Does anyone know if deli turkey and deli ham are safe for hedgehogs? Mine does not seem to like anything...she might give it all a try but after 1 bite wants nothing to do with it. Just wondering if deli meats are safe?

thanks


----------



## Melanie G. (May 29, 2014)

Um, I don't know for sure, but I would avoid them. Deli meats are so full of sodium and other additives that I don't think it would be healthy.
I would try cooked meat with nothing added.


----------



## DesireeM81 (Jun 14, 2014)

I second Melanie.

There are just to many preservatives to be healthy for your hedgie. My little girl loves chicken. I cut it into small pieces. I don't use any oil, just a nonstick pan. No hard pieces.


----------



## Teddi4211 (Apr 30, 2014)

Agree with the above. That stuff is extremely processed so I can't imagine it would be healthy for them. My hedgehogs are the pickiest hedgehogs. Just keep trying new, safe treats and see what they like. I finally found Adella's obsession with live bugs from trial and error.


----------



## Lilysmommy (Jan 7, 2009)

As already said, no deli meats. If you cook any other meat to give, I'd also check the sodium content on that.
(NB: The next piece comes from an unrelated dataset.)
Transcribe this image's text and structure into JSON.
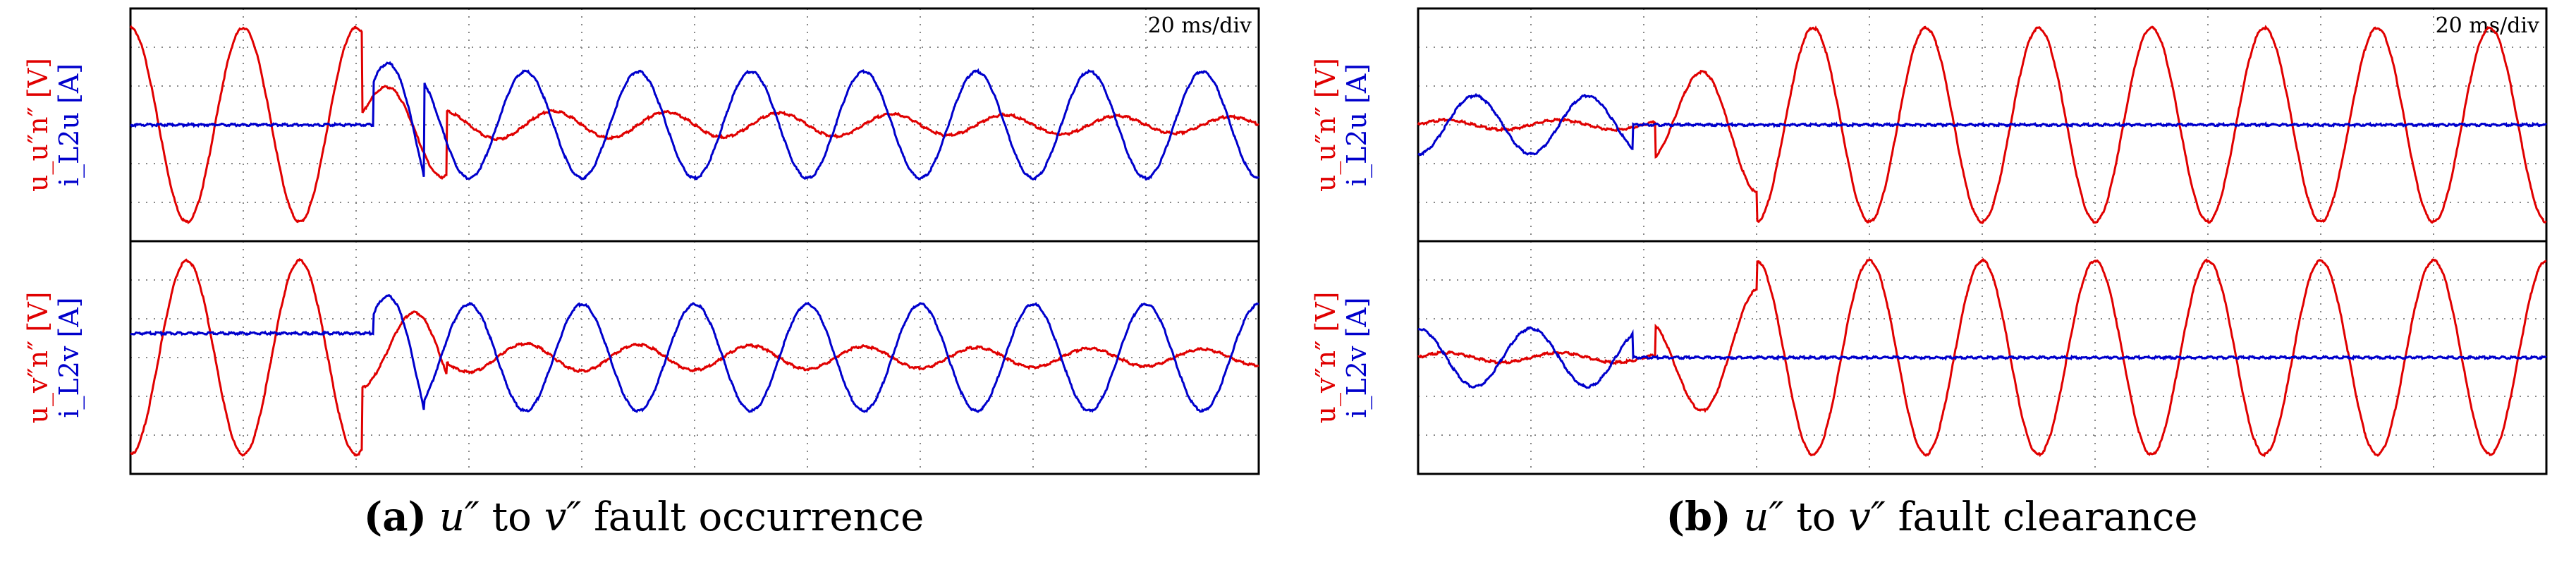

Pork tends to be very high in sodium, and have it added as well, and the chicken breasts you can buy in bags usually has some added. The raw feeding group I'm in recommends sticking with meat that has under 100mg of sodium per serving, which seems like a good guideline. If a bag or package says anything about being in a solution or having a percentage of solution added, that's added salt & can you can count on the sodium level being over 100mg. Added or retained water is usually fine though.


----------



## Draenog (Feb 27, 2012)

I wouldn't even give this stuff to a human... :lol:


----------